Oysa adli yıl açılışı nedeniyle Yargıtay’ın davetini Beştepe Millet Kongre ve Kültür Merkezi’nde yapılacağı için reddeden Ankara Barosu Başkanlığı, başkentte düzenlediği alternatif adli yıl açılışında “… insan onuruna yaraşır şekilde yaşama hakkının tesis edildiği bir ülkede hukuki güvenliğin herkes için sağlandığı bir sistemin inşası için yılmadan çalışacağımızdan hiç kimsenin şüphesi olmasın…” demek suretiyle yaşam hakkının kutsallığına işaret etmiş, insan haklarının teminat altına alındığı bir sistemin inşası için teminat vazifesi göreceğini ifade etmiştir.

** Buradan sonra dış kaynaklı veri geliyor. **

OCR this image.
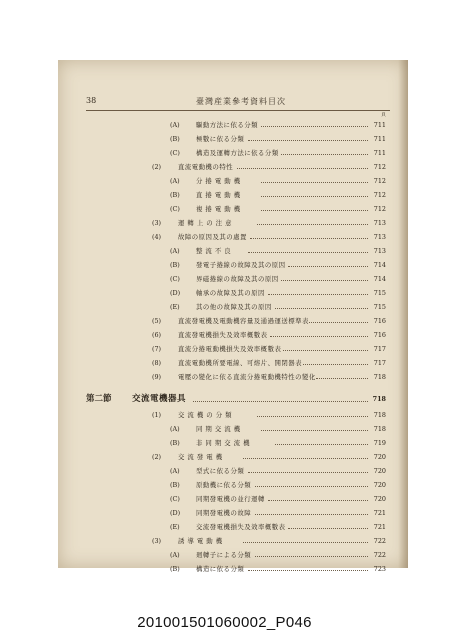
38	臺灣産業參考資料目次
頁
(A)	驅動方法に依る分類	711
(B)	極數に依る分類	711
(C)	構造及運轉方法に依る分類	711
(2)	直流電動機の特性	712
(A)	分 捲 電 動 機	712
(B)	直 捲 電 動 機	712
(C)	複 捲 電 動 機	712
(3)	運 轉 上 の 注 意	713
(4)	故障の原因及其の處置	713
(A)	整 流 不 良	713
(B)	發電子捲線の故障及其の原因	714
(C)	界磁捲線の故障及其の原因	714
(D) 軸承の故障及其の原因	715
(E)	其の他の故障及其の原因	715
(5)	直流發電機及電動機容量及通過運送標準表	716
(6)	直流發電機損失及效率概數表	716
(7)	直流分捲電動機損失及效率概數表	717
(8)	直流電動機所要電線、可熔片、開閉器表	717
(9)	電壓の變化に依る直流分捲電動機特性の變化	718
第二節 交流電機器具	718
(1)	交 流 機 の 分 類	718
(A)	同 期 交 流 機	718
(B)	非 同 期 交 流 機	719
(2)	交 流 發 電 機	720
(A)	型式に依る分類	720
(B)	原動機に依る分類	720
(C)	同期發電機の並行運轉	720
(D) 同期發電機の故障	721
(E)	交流發電機損失及效率概數表	721
(3)	誘 導 電 動 機	722
(A)	廻轉子による分類	722
(B)	構造に依る分類	723
201001501060002_P046
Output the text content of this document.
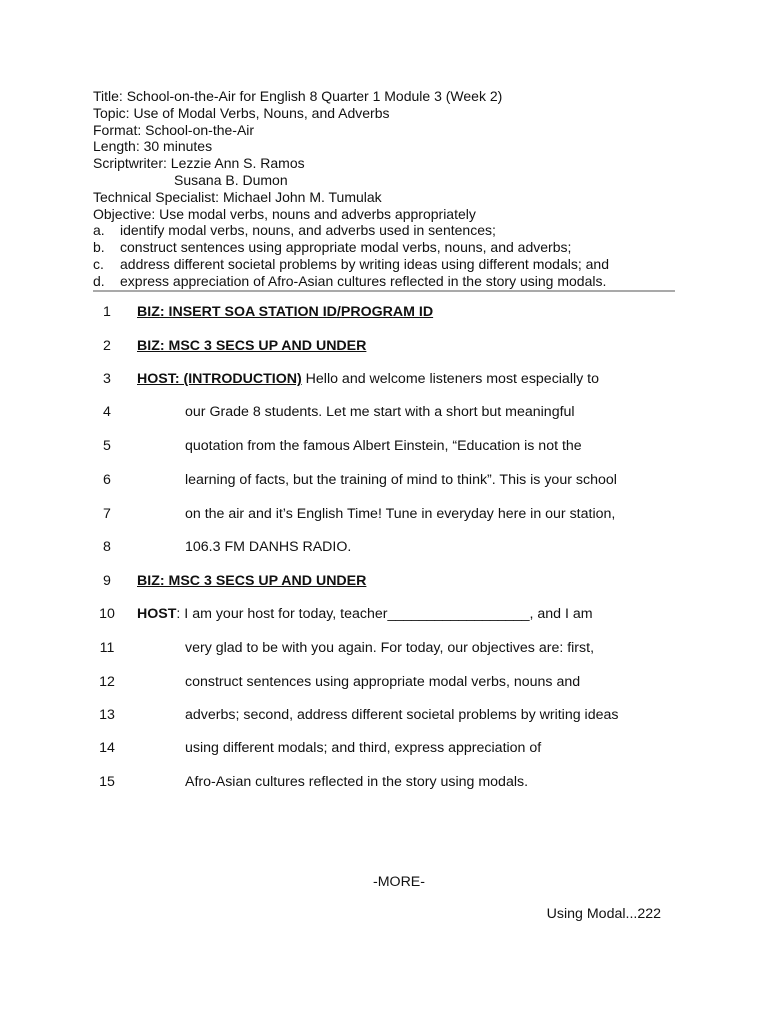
Title: School-on-the-Air for English 8 Quarter 1 Module 3 (Week 2)
Topic: Use of Modal Verbs, Nouns, and Adverbs
Format: School-on-the-Air
Length: 30 minutes
Scriptwriter: Lezzie Ann S. Ramos
Susana B. Dumon
Technical Specialist: Michael John M. Tumulak
Objective: Use modal verbs, nouns and adverbs appropriately
a.	identify modal verbs, nouns, and adverbs used in sentences;
b.	construct sentences using appropriate modal verbs, nouns, and adverbs;
c.	address different societal problems by writing ideas using different modals; and
d.	express appreciation of Afro-Asian cultures reflected in the story using modals.
1	BIZ: INSERT SOA STATION ID/PROGRAM ID
2	BIZ: MSC 3 SECS UP AND UNDER
3	HOST: (INTRODUCTION) Hello and welcome listeners most especially to
4	our Grade 8 students. Let me start with a short but meaningful
5	quotation from the famous Albert Einstein, “Education is not the
6	learning of facts, but the training of mind to think”. This is your school
7	on the air and it’s English Time! Tune in everyday here in our station,
8	106.3 FM DANHS RADIO.
9	BIZ: MSC 3 SECS UP AND UNDER
10	HOST: I am your host for today, teacher__________________, and I am
11	very glad to be with you again. For today, our objectives are: first,
12	construct sentences using appropriate modal verbs, nouns and
13	adverbs; second, address different societal problems by writing ideas
14	using different modals; and third, express appreciation of
15	Afro-Asian cultures reflected in the story using modals.
-MORE-
Using Modal...222
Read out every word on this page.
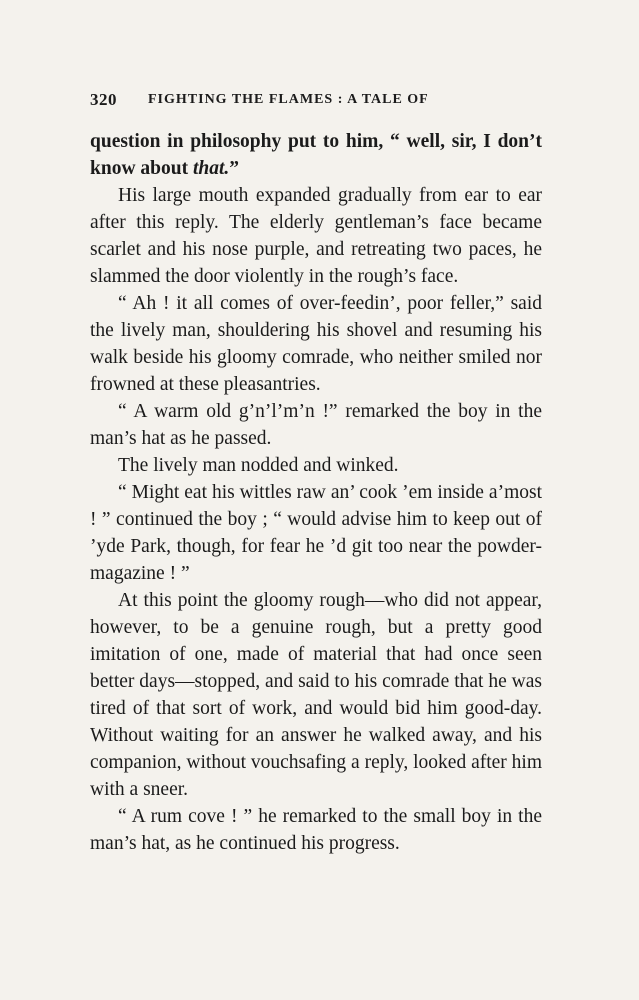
320 FIGHTING THE FLAMES : A TALE OF

question in philosophy put to him, “ well, sir, I don’t know about that.”

His large mouth expanded gradually from ear to ear after this reply. The elderly gentleman’s face became scarlet and his nose purple, and retreating two paces, he slammed the door violently in the rough’s face.

“ Ah ! it all comes of over-feedin’, poor feller,” said the lively man, shouldering his shovel and resuming his walk beside his gloomy comrade, who neither smiled nor frowned at these pleasantries.

“ A warm old g’n’l’m’n !” remarked the boy in the man’s hat as he passed.

The lively man nodded and winked.

“ Might eat his wittles raw an’ cook ’em inside a’most ! ” continued the boy ; “ would advise him to keep out of ’yde Park, though, for fear he ’d git too near the powder-magazine ! ”

At this point the gloomy rough—who did not appear, however, to be a genuine rough, but a pretty good imitation of one, made of material that had once seen better days—stopped, and said to his comrade that he was tired of that sort of work, and would bid him good-day. Without waiting for an answer he walked away, and his companion, without vouchsafing a reply, looked after him with a sneer.

“ A rum cove ! ” he remarked to the small boy in the man’s hat, as he continued his progress.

Bununla birlikte, 1990’lı yıllarda ülkemizin karanlık bir dönemi olan faili meçhul cinayetlerin ve katliamların aydınlatılması için, katliamların simgelerinden birisi olan dönemin milletvekili Mehmet SİNCAR davasına yönelik, davaya katılma talebinin reddedildiğinin bildirilmesi en hafif tabiriyle “manidar” karşılanmıştır. İnsan haklarının savunulması, demokratik hukuk düzenin kurulması ve gerçek adaletin tecellisi için gereğinde tarihsel yüzleşme misyonunda aktif unsurlar olması gereken Baroların, tarihsel sorumluluklarından kaçınarak “dönemi idare etmeye yanaşan” yaklaşımları mutlak surette kınanmalıdır.

Bu vesileyle bir kez daha ifade edilmelidir ki 1136 sayılı Avukatlık Kanunu’nun “Baroların Kuruluş ve Nitelikleri” başlıklı 76. maddesinin 4667 sayılı Kanun’la değişik 1. fıkrasında; “Barolar; avukatlık mesleğini  geliştirmek, meslek mensuplarının birbirleri ve iş sahipleri ile olan ilişkilerinde dürüstlüğü ve güveni sağlamak; meslek düzenini, ahlakını, saygınlığını, hukukun üstünlüğünü, insan haklarını savunmak ve korumak, avukatların ortak ihtiyaçlarını karşılamak amacıyla tüm çalışmaları yürüten, tüzel kişiliği bulunan, çalışmalarını demokratik ilkelere göre sürdüren kamu kurumu niteliğinde meslek kuruluşlarıdır” hükmü düzenlenmiş olup, yürürlükte olan mevzuat gereğince dahi, Baroların davaya müdahil olmaları ve insan haklarını savunmaları kanuni bir zorunluluktur. Günümüzün ihtiyaçları ve çekinceleri doğrultusunda bu yükümlülükten kaçınacak olan Baro Başkanlıkları ve Yönetimlerini ise tarih mutlaka not alacaktır.